A hazy mist arose from the embers of last night’s holocaust as Inspectre Hovis delved here and there with the tip of his cane, seeking a why or a wherefore. Several constables, hands deep in their blue serge pockets, shuffled their feet, hunched their shoulders and shared wistful thoughts of poached eggs and kippers.
Hovis rooted with a will. His four short hours of sleep had been anything but restful. He had tossed to and fro in his bed whilst terrible dreams assailed him from every side. Headlines sprang up before his eyes: TERRORISTS SABOTAGE BRENTFORD OLYMPICS! POLICE HELPLESS AS GAMES BOMBED! BUNGLING INSPECTRE GIVEN THE ELBOW!!!

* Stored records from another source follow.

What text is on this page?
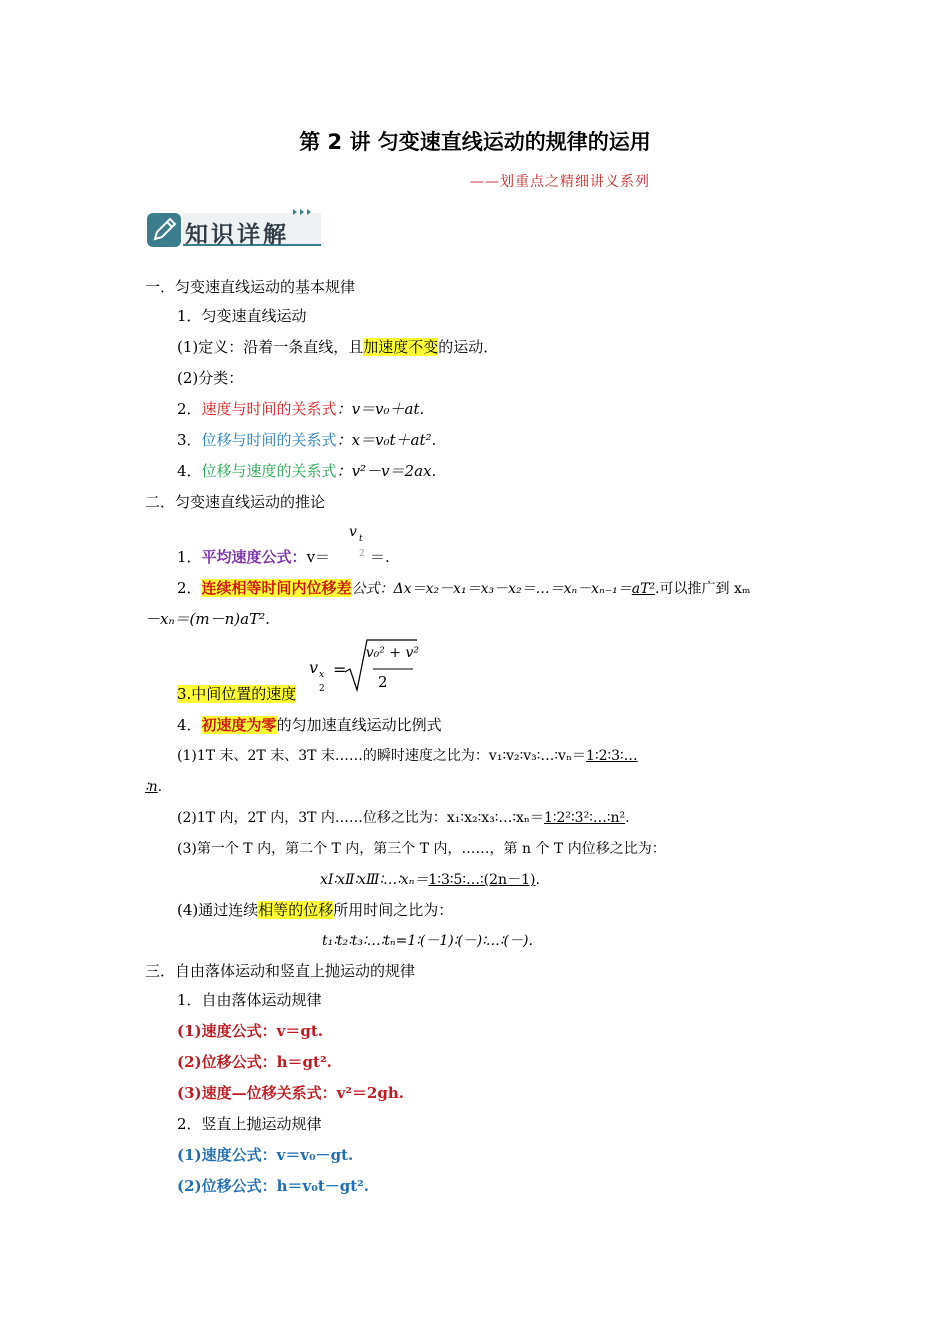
第 2 讲 匀变速直线运动的规律的运用
——划重点之精细讲义系列
知识详解
一．匀变速直线运动的基本规律
1．匀变速直线运动
(1)定义：沿着一条直线，且加速度不变的运动．
(2)分类：
2．速度与时间的关系式：v＝v₀＋at.
3．位移与时间的关系式：x＝v₀t＋at².
4．位移与速度的关系式：v²－v＝2ax.
二．匀变速直线运动的推论
v t
2
1．平均速度公式：v＝	＝.
2．连续相等时间内位移差公式：Δx＝x₂－x₁＝x₃－x₂＝…＝xₙ－xₙ₋₁＝aT².可以推广到 xₘ
－xₙ＝(m－n)aT².
v x
2
=
v₀² + v²
2
3.中间位置的速度
4．初速度为零的匀加速直线运动比例式
(1)1T 末、2T 末、3T 末……的瞬时速度之比为：v₁∶v₂∶v₃∶…∶vₙ＝1∶2∶3∶…
∶n.
(2)1T 内，2T 内，3T 内……位移之比为：x₁∶x₂∶x₃∶…∶xₙ＝1∶2²∶3²∶…∶n².
(3)第一个 T 内，第二个 T 内，第三个 T 内，……，第 n 个 T 内位移之比为：
xⅠ∶xⅡ∶xⅢ∶…∶xₙ＝1∶3∶5∶…∶(2n－1).
(4)通过连续相等的位移所用时间之比为：
t₁∶t₂∶t₃∶…∶tₙ=1∶(－1)∶(－)∶…∶(－).
三．自由落体运动和竖直上抛运动的规律
1．自由落体运动规律
(1)速度公式：v＝gt.
(2)位移公式：h＝gt².
(3)速度—位移关系式：v²＝2gh.
2．竖直上抛运动规律
(1)速度公式：v＝v₀－gt.
(2)位移公式：h＝v₀t－gt².
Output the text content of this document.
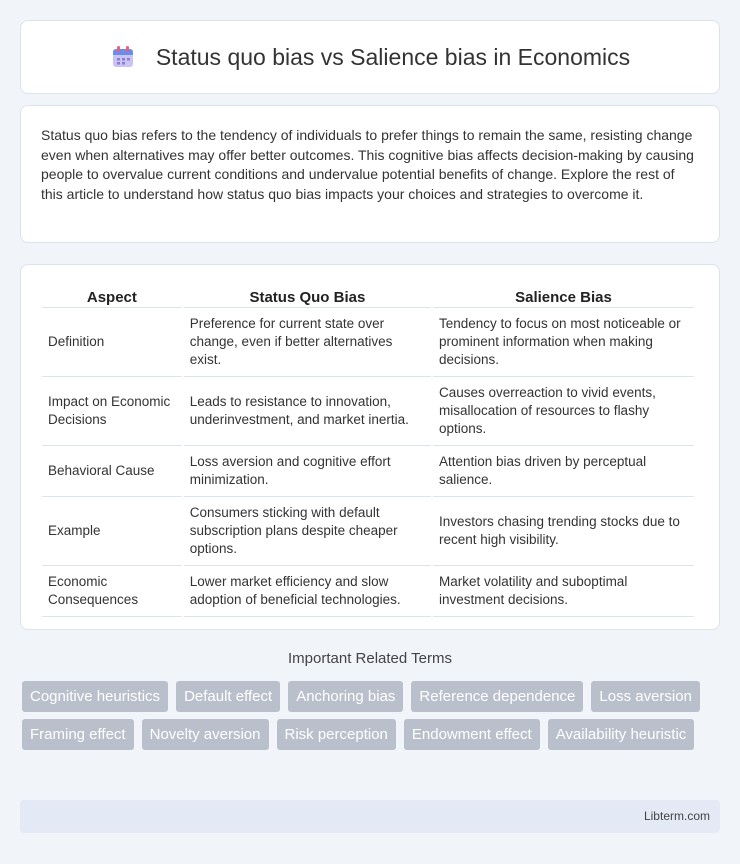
Status quo bias vs Salience bias in Economics

Status quo bias refers to the tendency of individuals to prefer things to remain the same, resisting change even when alternatives may offer better outcomes. This cognitive bias affects decision-making by causing people to overvalue current conditions and undervalue potential benefits of change. Explore the rest of this article to understand how status quo bias impacts your choices and strategies to overcome it.

Aspect	Status Quo Bias	Salience Bias
Definition	Preference for current state over change, even if better alternatives exist.	Tendency to focus on most noticeable or prominent information when making decisions.
Impact on Economic Decisions	Leads to resistance to innovation, underinvestment, and market inertia.	Causes overreaction to vivid events, misallocation of resources to flashy options.
Behavioral Cause	Loss aversion and cognitive effort minimization.	Attention bias driven by perceptual salience.
Example	Consumers sticking with default subscription plans despite cheaper options.	Investors chasing trending stocks due to recent high visibility.
Economic Consequences	Lower market efficiency and slow adoption of beneficial technologies.	Market volatility and suboptimal investment decisions.
Important Related Terms
Cognitive heuristics	Default effect	Anchoring bias	Reference dependence	Loss aversion
Framing effect	Novelty aversion	Risk perception	Endowment effect	Availability heuristic
Libterm.com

He’d only been in the borough for forty-eight hours and already he’d banged up half the town council, read the riot act and become embroiled in an international terrorist bomb plot. This sleepy west London suburb was proving to be about as sleepy as Beirut, Afghanistan, Libya and the Falls Road all rolled into one. And amidst all this confusion and distraction here was he, desperately seeking to save his tattered reputation and redeem himself in the eyes of his superiors and the world. He didn’t need all this, what a carve-up.
At the end of his cane something colourful twinkled. Hovis stooped to pick it up, wiping away the ash. Although somewhat charred about the edges, the photograph, for such it was, shone out at him like a little Kodak-colour jewel.